There are 4 methods, and while every damn site seems to care about discussing each one, the reality is this – you need something simple to start. You then need something very accurate when you’re ready to graduate.
- Start with pee sticks. They’re the cheapest method by a lot. $8 for 150 sticks. That could last you 2 months even if you check yourself several times a day. It is too easy and simple not to measure.
- When you’re ready to graduate, get yourself a blood ketone (and glucose) meter. Just do it. The pee sticks are a nice initial boost, but they are horribly inaccurate in terms of levels. Treat them as either yes for any level of pink, or no when the stick reads negative. The meter is measuring ketone levels in your blood – this is an accurate representation of what your liver thinks your body needs for energy and it is the hottest ketone on the rounds, BhB. The Claudia Schiffer of ketones. Pee sticks measure acetone which is indeed a waste product of ketones but not necessarily from USE of the ketones – like the food in the prep kitchen that never made it to the table.
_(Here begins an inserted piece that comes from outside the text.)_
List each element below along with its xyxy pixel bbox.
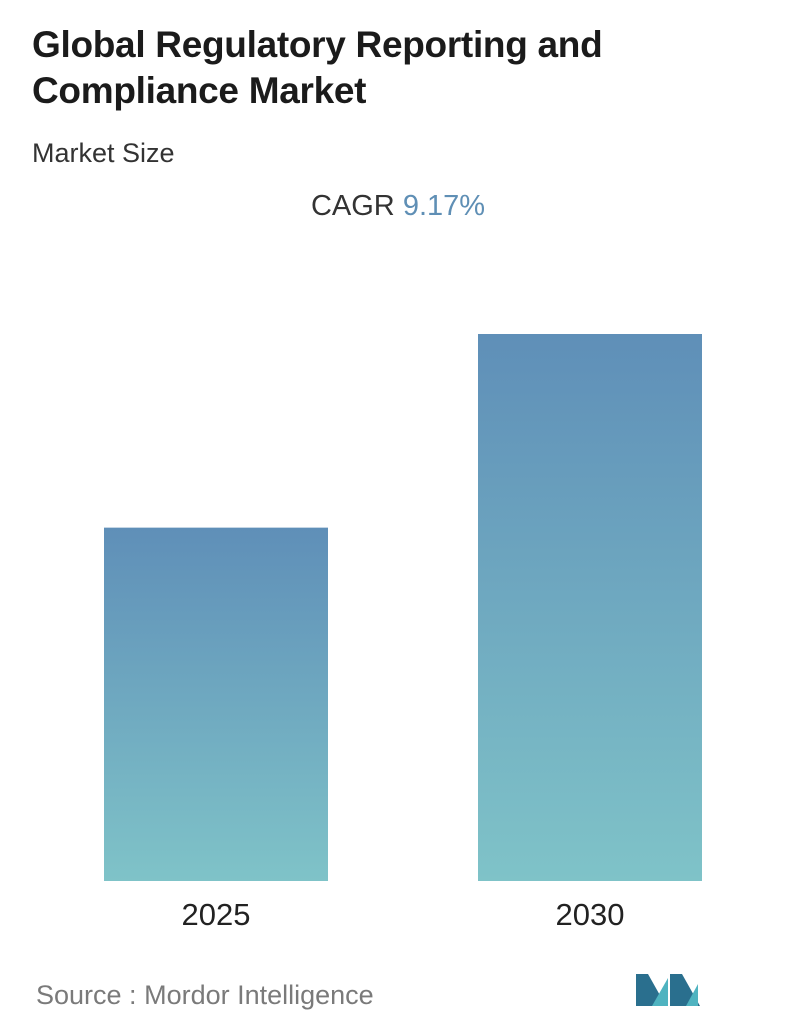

- Ignore the 2 other methods for measuring ketones. They are neither accurate nor cheap enough to deviate. Wasted space in the middle. Pee sticks or blood meter.
- When you upgrade to the blood meter, do get one that does both ketones and glucose. You will want to measure your blood glucose levels to make sure you aren’t triggering any odd spikes. It will also help you test foods that will create problematic responses for your keto journey.